Bartels was primarily interested in United States postal stationery and became an expert on the subject. He published the result of his studies in J.M. Bartels and Co.'s Catalogue and Reference List of the Stamped Envelopes, Wrappers and Letter Sheets in 1897, and several editions of Envelopes of the United States, from 1910 to 1938.

In 1943, he published a two volume set on stamped envelopes and wrappers. He published philatelic literature on other philatelic subjects, such as The Postage Stamps of the Philippines (co-authored with F.A. Foster and F.L. Palmer, in 1904), Bartel's Checklist of Canal Zone Stamps, in 1906 and 1908, and United States Virgin Islands (co-authored with Bertram William Henry Poole) in 1917.

==Philatelic activity==
Bartels conducted 337 philatelic auctions.

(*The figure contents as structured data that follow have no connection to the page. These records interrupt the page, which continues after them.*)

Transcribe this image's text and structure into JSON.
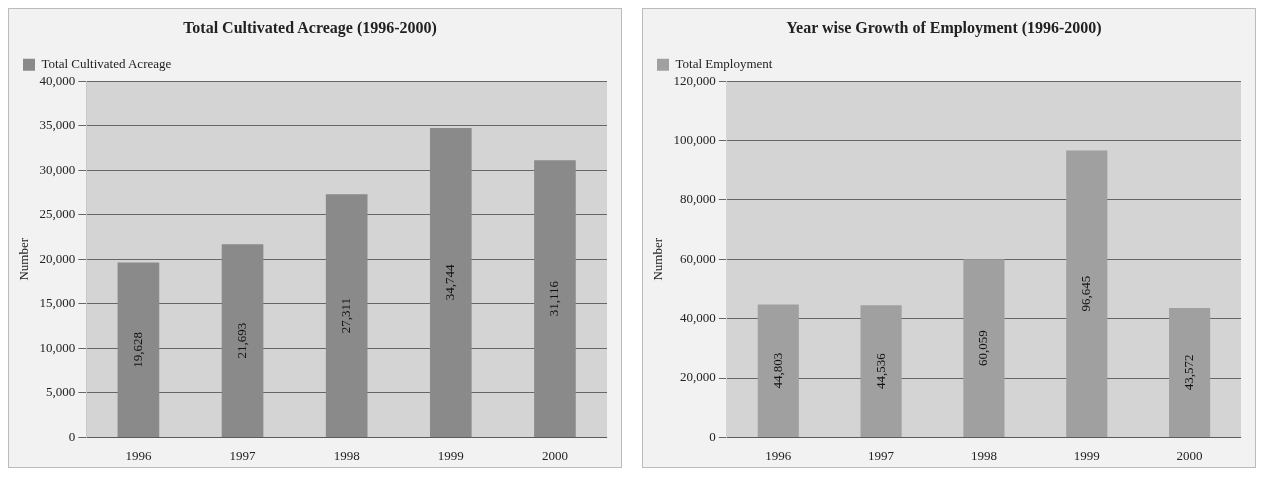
{
  "chart_data": [
    {
      "type": "bar",
      "title": "Total Cultivated Acreage (1996-2000)",
      "ylabel": "Number",
      "categories": [
        "1996",
        "1997",
        "1998",
        "1999",
        "2000"
      ],
      "series": [
        {
          "name": "Total Cultivated Acreage",
          "color": "#8a8a8a",
          "values": [
            19628,
            21693,
            27311,
            34744,
            31116
          ],
          "value_labels": [
            "19,628",
            "21,693",
            "27,311",
            "34,744",
            "31,116"
          ]
        }
      ],
      "ylim": [
        0,
        40000
      ],
      "yticks": [
        {
          "value": 0,
          "label": "0"
        },
        {
          "value": 5000,
          "label": "5,000"
        },
        {
          "value": 10000,
          "label": "10,000"
        },
        {
          "value": 15000,
          "label": "15,000"
        },
        {
          "value": 20000,
          "label": "20,000"
        },
        {
          "value": 25000,
          "label": "25,000"
        },
        {
          "value": 30000,
          "label": "30,000"
        },
        {
          "value": 35000,
          "label": "35,000"
        },
        {
          "value": 40000,
          "label": "40,000"
        }
      ],
      "grid": "y",
      "legend": "top left"
    },
    {
      "type": "bar",
      "title": "Year wise Growth of Employment (1996-2000)",
      "ylabel": "Number",
      "categories": [
        "1996",
        "1997",
        "1998",
        "1999",
        "2000"
      ],
      "series": [
        {
          "name": "Total Employment",
          "color": "#a0a0a0",
          "values": [
            44803,
            44536,
            60059,
            96645,
            43572
          ],
          "value_labels": [
            "44,803",
            "44,536",
            "60,059",
            "96,645",
            "43,572"
          ]
        }
      ],
      "ylim": [
        0,
        120000
      ],
      "yticks": [
        {
          "value": 0,
          "label": "0"
        },
        {
          "value": 20000,
          "label": "20,000"
        },
        {
          "value": 40000,
          "label": "40,000"
        },
        {
          "value": 60000,
          "label": "60,000"
        },
        {
          "value": 80000,
          "label": "80,000"
        },
        {
          "value": 100000,
          "label": "100,000"
        },
        {
          "value": 120000,
          "label": "120,000"
        }
      ],
      "grid": "y",
      "legend": "top left"
    }
  ]
}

Among his most important sales were portions of the significant portions of the Clarence Eagle and Arthur Hind prize-winning collections.

==Honors and awards==
Bartels was named to the American Philatelic Society Hall of Fame in 1946.

==Legacy==
- Prescott Holden Thorp continued Bartels work with his publishing of "Thorp-Bartels" catalog editions.